Zes redenen waarom Louis van Gaal meer waardering verdient dan hij krijgt
Louis van Gaal – zondag te zien bij Zomergasten – is een ondergewaardeerde, onbegrepen, en ongeëvenaard succesvolle coach. En al zou je het niet zeggen: hij is opvallend bescheiden. Een portret van Van Gaal als voorbereiding op een veelbelovend interview.
Het is makkelijk om over het hoofd te zien dat Louis van Gaal een briljante voetbaltrainer is – ondanks al zijn successen.
Hij trainde de grootste clubs uit de drie rijkste competities ter wereld – Barcelona, Bayern München, Manchester United – en won prijzen met die ploegen. Nu win je met die teams nogal snel prijzen, maar ook met kleinere ploegen had Van Gaal onwaarschijnlijk succes.
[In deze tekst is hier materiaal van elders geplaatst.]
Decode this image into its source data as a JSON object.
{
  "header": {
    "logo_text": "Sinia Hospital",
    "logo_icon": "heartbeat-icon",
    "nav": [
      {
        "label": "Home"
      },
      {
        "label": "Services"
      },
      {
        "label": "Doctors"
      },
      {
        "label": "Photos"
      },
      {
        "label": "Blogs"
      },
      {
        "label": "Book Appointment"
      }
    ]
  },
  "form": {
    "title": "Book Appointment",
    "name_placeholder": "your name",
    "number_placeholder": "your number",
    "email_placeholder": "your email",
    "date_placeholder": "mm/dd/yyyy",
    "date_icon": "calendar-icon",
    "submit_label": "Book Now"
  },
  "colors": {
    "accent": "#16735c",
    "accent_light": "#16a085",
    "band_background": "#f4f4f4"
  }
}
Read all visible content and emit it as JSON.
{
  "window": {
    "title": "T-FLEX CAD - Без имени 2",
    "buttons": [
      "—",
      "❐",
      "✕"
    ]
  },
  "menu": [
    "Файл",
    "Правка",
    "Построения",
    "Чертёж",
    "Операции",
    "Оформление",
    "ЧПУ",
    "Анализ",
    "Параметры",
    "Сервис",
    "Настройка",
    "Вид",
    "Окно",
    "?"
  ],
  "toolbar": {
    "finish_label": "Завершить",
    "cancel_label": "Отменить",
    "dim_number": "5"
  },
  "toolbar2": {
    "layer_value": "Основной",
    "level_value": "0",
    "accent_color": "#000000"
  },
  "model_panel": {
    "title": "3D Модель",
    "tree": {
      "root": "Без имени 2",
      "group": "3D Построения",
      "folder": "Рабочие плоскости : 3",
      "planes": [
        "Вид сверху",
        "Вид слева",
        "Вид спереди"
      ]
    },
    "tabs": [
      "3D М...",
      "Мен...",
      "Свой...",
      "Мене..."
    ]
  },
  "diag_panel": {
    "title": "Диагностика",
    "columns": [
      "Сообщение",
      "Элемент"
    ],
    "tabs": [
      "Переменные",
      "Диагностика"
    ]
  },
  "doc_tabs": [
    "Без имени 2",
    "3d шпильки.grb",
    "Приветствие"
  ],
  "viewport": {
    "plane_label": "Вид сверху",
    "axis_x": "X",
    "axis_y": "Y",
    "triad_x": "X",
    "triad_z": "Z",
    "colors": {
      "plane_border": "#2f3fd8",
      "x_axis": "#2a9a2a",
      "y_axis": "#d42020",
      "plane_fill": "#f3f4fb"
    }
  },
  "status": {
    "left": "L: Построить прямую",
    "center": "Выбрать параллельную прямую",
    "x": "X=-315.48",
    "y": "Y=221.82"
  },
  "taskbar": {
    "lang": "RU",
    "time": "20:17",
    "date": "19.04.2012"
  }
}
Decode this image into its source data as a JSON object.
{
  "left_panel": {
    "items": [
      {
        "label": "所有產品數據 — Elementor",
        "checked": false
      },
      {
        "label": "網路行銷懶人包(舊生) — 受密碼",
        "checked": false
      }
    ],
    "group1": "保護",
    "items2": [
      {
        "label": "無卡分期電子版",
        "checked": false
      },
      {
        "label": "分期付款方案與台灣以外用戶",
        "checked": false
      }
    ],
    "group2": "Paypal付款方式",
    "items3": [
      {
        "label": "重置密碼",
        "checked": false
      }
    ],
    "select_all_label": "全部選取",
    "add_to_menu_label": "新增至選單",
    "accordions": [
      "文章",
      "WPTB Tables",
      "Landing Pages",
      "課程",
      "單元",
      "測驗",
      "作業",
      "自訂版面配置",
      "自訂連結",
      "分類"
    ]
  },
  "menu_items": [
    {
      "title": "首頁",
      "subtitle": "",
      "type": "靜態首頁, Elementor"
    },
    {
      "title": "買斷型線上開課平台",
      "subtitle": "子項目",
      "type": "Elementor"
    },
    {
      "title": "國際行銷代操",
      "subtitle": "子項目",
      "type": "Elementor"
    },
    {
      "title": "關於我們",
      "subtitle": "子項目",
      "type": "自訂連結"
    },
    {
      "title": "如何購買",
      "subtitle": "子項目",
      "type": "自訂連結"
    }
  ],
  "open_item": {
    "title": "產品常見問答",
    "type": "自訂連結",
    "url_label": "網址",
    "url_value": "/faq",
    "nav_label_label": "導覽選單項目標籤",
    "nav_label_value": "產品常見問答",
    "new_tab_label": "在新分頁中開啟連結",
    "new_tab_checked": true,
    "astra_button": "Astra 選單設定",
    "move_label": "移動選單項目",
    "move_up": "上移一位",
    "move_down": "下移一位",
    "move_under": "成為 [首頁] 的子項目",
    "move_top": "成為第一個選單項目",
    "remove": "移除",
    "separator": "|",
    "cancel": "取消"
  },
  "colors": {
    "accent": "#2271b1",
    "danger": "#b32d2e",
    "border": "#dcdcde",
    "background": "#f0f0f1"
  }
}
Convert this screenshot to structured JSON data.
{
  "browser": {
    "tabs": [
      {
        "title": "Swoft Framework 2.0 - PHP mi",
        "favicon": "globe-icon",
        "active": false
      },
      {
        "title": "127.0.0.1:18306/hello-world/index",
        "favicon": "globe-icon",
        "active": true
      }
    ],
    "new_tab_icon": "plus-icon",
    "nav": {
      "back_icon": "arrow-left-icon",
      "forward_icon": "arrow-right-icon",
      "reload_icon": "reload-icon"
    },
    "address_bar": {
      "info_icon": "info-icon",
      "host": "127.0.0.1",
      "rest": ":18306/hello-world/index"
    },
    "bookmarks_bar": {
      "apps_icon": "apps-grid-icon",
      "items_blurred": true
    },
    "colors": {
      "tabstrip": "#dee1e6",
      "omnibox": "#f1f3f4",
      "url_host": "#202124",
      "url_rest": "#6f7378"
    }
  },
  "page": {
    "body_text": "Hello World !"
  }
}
Met Ajax – een elftal dat bestond uit Danny Blind, Frank Rijkaard en negen onbekende pubers – won hij in 1995 de Champions League. Met het kleine AZ en een selectie zonder sterspelers werd hij in 2009 kampioen. Met een matig Nederlands elftal haalde hij tegen alle verwachtingen in bijna de finale van het WK 2014.
Natuurlijk waren er ook mislukkingen: zijn eerste periode bij het Nederlands elftal, en in mindere mate zijn tijd bij Manchester United (al won hij wel de FA Cup). Maar alleen al op basis van zijn schitterende cv zou Van Gaal een Hollandse held moeten zijn.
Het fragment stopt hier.